More Expressive Feedforward Layers: Part I. Token-Adaptive Mixing of Activations
Researchers propose Mixture of Activations (MoA), a novel feedforward network design that dynamically selects activation functions per token rather than applying a single fixed function across all inputs. Theoretical analysis proves MoA offers strict expressivity advantages over fixed-activation networks, while empirical testing on language models up to 2B parameters demonstrates consistent improvements in loss metrics with minimal computational overhead.
Feedforward layers consume the majority of parameters in transformer-based language models, yet their design remains relatively static—most rely on a single activation function like GELU or SwiGLU applied uniformly across all tokens. This research challenges that assumption by introducing token-adaptive activation mixing, where different tokens can trigger different nonlinear transformations based on input characteristics. The work establishes formal expressivity hierarchies: learnable activations (LA) provably outperform fixed-activation FFNs, while MoA strictly outperforms LA through input-dependent nonlinear hybridization.
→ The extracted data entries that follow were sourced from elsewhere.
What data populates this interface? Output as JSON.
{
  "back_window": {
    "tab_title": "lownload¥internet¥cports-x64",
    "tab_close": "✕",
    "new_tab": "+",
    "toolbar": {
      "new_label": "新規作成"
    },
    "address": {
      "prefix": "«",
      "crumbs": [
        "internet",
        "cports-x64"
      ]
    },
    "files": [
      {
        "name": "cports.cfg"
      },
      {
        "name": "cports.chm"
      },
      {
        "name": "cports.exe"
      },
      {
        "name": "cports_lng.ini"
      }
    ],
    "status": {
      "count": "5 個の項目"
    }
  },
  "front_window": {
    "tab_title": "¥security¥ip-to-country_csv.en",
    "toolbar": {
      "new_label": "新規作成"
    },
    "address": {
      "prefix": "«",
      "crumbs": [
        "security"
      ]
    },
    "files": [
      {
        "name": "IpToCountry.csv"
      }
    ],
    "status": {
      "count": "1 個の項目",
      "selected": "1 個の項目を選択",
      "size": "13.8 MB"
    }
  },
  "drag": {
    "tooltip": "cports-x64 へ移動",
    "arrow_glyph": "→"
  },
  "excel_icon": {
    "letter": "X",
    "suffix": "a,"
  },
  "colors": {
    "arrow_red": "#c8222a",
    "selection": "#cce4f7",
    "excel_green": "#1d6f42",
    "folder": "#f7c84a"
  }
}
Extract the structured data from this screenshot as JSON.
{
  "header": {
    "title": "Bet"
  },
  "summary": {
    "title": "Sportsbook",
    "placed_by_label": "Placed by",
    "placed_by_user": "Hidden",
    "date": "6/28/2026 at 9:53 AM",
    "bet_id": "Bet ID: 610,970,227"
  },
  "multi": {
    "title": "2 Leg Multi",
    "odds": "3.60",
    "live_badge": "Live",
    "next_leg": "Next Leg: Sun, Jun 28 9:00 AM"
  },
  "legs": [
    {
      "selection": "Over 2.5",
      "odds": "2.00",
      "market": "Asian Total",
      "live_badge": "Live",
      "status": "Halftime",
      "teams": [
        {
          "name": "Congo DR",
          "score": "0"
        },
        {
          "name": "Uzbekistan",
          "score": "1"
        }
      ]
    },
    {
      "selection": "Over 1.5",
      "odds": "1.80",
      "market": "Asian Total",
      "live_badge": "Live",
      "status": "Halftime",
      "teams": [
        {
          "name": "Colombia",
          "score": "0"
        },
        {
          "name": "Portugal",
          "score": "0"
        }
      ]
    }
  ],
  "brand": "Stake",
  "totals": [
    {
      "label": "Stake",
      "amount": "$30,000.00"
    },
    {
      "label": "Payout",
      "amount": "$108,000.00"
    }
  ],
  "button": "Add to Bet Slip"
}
The practical significance lies in demonstrating that expressivity improvements don't require parameter bloat. Pre-training experiments across dense and mixture-of-experts models ranging from 120M to 2B parameters show consistent terminal loss reductions with minimal overhead. This addresses a fundamental tension in model scaling: improving capacity without proportionally increasing computational costs. The research also reveals favorable scaling dynamics, suggesting MoA architectures may outpace baselines as model size increases.
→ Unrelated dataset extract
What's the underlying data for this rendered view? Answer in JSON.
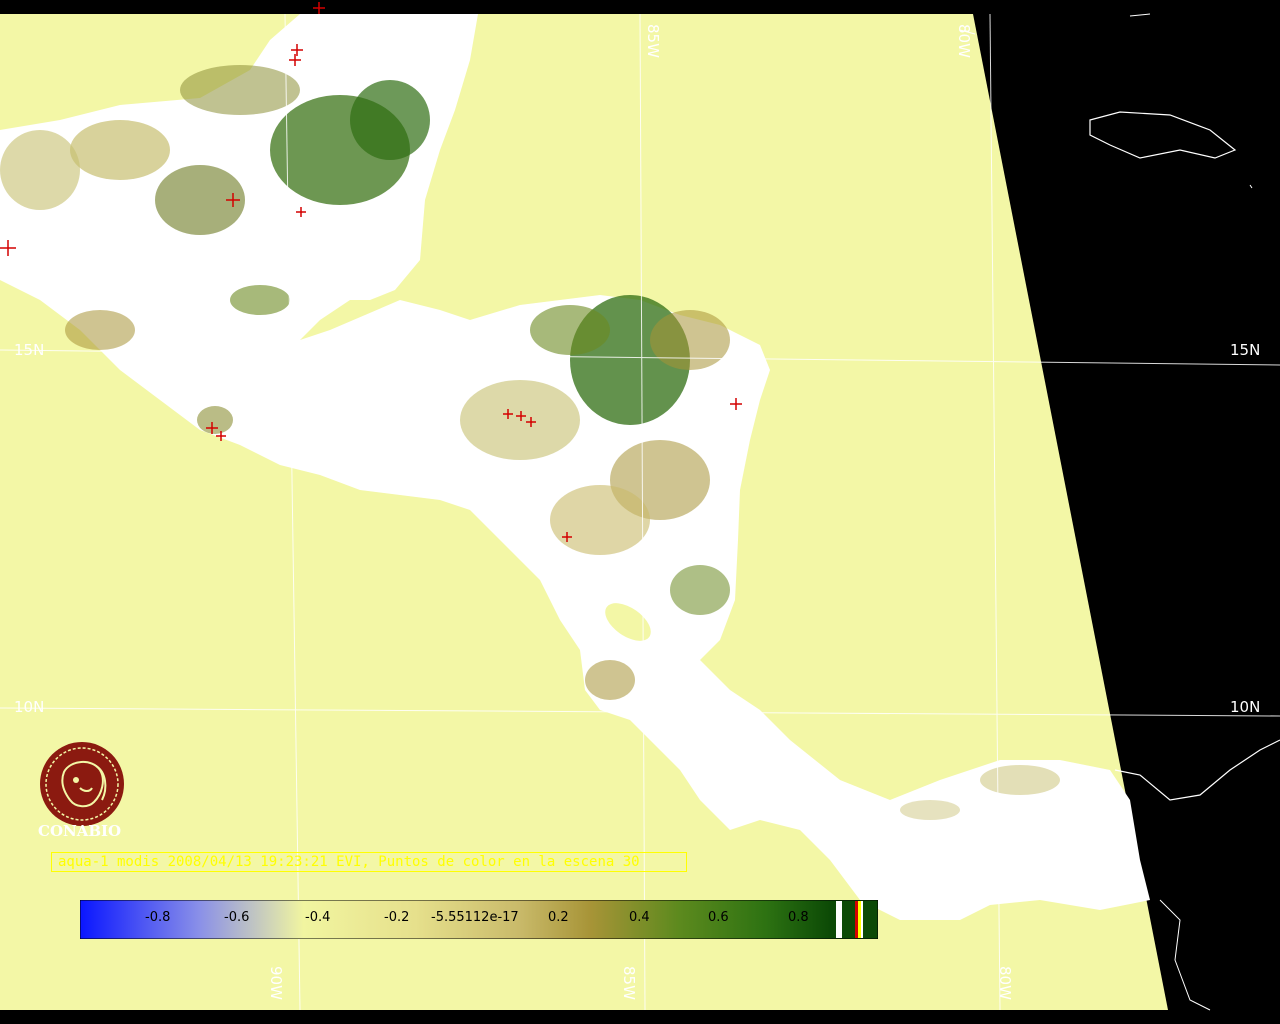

For the AI infrastructure and model development community, this offers an immediate architectural optimization applicable to ongoing training runs. The simplicity of the approach—reusing existing linear projections while adding lightweight gating—enables straightforward integration into production systems. As language model training budgets continue expanding, even marginal efficiency gains compound significantly across months of compute. The theoretical framework may also inspire related innovations in other architectural components, particularly attention mechanisms that face analogous expressivity constraints.
- →Mixture of Activations enables token-specific activation function selection with formal expressivity guarantees superior to fixed-activation designs.
- →Empirical validation on models up to 2B parameters shows consistent loss improvements with negligible parameter or computational overhead.
- →The approach provides a simple architectural optimization compatible with existing transformer infrastructure and training pipelines.
- →Theoretical analysis establishes strict expressivity hierarchies proving MoA strictly dominates learnable activations, which dominate fixed-activation FFNs.
- →Favorable scaling behavior suggests performance advantages may increase as model sizes grow, benefiting large-scale training efforts.